We can use the function `confusionMatrix()`

from the **caret** package to quantify the performance of the classification.

```
confusionMatrix(tab_class, mode = "everything")
```

```
## Confusion Matrix and Statistics
##
## predicted_class
## actual_class 0 1
## 0 198 60
## 1 34 208
##
## Accuracy : 0.812
## 95% CI : (0.7749, 0.8453)
## No Information Rate : 0.536
## P-Value [Acc > NIR] : < 2.2e-16
##
## Kappa : 0.6249
##
## Mcnemar's Test P-Value : 0.009922
##
## Sensitivity : 0.8534
## Specificity : 0.7761
## Pos Pred Value : 0.7674
## Neg Pred Value : 0.8595
## Precision : 0.7674
## Recall : 0.8534
## F1 : 0.8082
## Prevalence : 0.4640
## Detection Rate : 0.3960
## Detection Prevalence : 0.5160
## Balanced Accuracy : 0.8148
##
## 'Positive' Class : 0
##
```

Precision, recall and the F1 score are frequently used to assess the classification performance.
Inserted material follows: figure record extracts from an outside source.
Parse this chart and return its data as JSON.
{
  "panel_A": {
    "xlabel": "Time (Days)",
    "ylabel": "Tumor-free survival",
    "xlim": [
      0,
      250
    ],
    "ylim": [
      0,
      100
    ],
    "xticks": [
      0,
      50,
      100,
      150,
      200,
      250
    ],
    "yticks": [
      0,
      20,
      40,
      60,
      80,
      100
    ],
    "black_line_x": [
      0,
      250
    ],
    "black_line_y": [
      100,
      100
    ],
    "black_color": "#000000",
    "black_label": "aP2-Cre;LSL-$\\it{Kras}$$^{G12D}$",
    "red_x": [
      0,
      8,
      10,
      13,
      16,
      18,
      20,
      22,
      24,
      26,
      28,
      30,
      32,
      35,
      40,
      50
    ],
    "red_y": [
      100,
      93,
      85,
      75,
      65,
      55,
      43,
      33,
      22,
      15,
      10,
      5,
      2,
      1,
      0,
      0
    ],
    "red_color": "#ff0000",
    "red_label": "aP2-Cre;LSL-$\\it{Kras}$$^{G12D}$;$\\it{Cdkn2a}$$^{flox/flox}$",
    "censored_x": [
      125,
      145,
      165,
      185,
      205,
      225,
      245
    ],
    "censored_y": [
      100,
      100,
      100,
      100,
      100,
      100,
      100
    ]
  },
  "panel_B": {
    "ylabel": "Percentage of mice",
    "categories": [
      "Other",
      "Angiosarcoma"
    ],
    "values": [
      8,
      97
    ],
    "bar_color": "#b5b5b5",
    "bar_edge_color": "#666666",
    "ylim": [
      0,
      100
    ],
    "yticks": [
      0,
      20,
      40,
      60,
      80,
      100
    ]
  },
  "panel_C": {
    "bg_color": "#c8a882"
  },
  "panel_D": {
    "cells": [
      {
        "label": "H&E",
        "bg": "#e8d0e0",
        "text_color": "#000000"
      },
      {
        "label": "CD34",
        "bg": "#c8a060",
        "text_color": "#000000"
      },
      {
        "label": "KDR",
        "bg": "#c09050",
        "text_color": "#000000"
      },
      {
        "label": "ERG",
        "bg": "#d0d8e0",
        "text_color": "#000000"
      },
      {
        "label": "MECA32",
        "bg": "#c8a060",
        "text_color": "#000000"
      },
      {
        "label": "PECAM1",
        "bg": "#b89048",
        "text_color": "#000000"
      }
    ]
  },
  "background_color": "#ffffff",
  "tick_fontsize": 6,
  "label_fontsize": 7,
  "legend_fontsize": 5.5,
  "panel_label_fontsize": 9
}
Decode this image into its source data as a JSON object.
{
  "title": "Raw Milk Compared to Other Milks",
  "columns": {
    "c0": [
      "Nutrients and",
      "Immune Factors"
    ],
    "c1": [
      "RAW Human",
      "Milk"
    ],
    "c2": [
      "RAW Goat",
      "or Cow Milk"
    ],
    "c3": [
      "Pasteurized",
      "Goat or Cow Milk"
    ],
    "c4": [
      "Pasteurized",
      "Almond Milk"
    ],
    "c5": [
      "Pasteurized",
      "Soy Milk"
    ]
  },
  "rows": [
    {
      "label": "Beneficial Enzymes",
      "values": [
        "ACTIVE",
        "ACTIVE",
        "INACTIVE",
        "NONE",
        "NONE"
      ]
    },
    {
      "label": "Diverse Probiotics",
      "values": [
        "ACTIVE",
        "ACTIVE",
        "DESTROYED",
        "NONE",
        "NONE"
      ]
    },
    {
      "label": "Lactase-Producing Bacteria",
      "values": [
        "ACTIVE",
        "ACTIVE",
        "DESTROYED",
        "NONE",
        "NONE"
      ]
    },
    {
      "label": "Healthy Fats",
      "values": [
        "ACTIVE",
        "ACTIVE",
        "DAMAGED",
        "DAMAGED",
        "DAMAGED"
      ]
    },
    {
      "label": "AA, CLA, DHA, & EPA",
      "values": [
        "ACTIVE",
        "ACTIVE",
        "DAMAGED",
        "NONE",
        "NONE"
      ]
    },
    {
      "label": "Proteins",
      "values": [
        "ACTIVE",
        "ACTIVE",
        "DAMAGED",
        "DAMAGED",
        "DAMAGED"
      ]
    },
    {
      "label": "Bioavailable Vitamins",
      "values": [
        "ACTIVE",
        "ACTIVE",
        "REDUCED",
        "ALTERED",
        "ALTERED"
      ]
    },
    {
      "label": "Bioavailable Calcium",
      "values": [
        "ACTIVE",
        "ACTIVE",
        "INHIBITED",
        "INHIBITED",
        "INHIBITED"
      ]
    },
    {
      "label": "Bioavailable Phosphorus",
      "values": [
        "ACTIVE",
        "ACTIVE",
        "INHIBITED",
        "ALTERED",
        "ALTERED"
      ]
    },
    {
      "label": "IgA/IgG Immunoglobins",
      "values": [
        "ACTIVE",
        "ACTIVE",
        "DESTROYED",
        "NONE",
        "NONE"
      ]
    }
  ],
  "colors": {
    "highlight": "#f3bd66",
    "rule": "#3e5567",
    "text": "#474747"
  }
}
Precision is measured as `TP / (TP + FP)`

, where `TP`

are the number of true positives and `FP`

the false positives. Recall divides the false positives by the sum of true positives and false negatives `TP / (TP + FN)`

. Finally, the F1 score is a harmonic mean of precision and recall `2 * (Precision * Recall) / (Precision + Recall)`

.

- Jurafsky, Daniel, and James H. Martin. 2018.
*Speech and Language Processing. An Introduction to Natural Language Processing, Computational Linguistics, and Speech Recognition*. Draft of 3rd edition, September 23, 2018 (Chapter 4).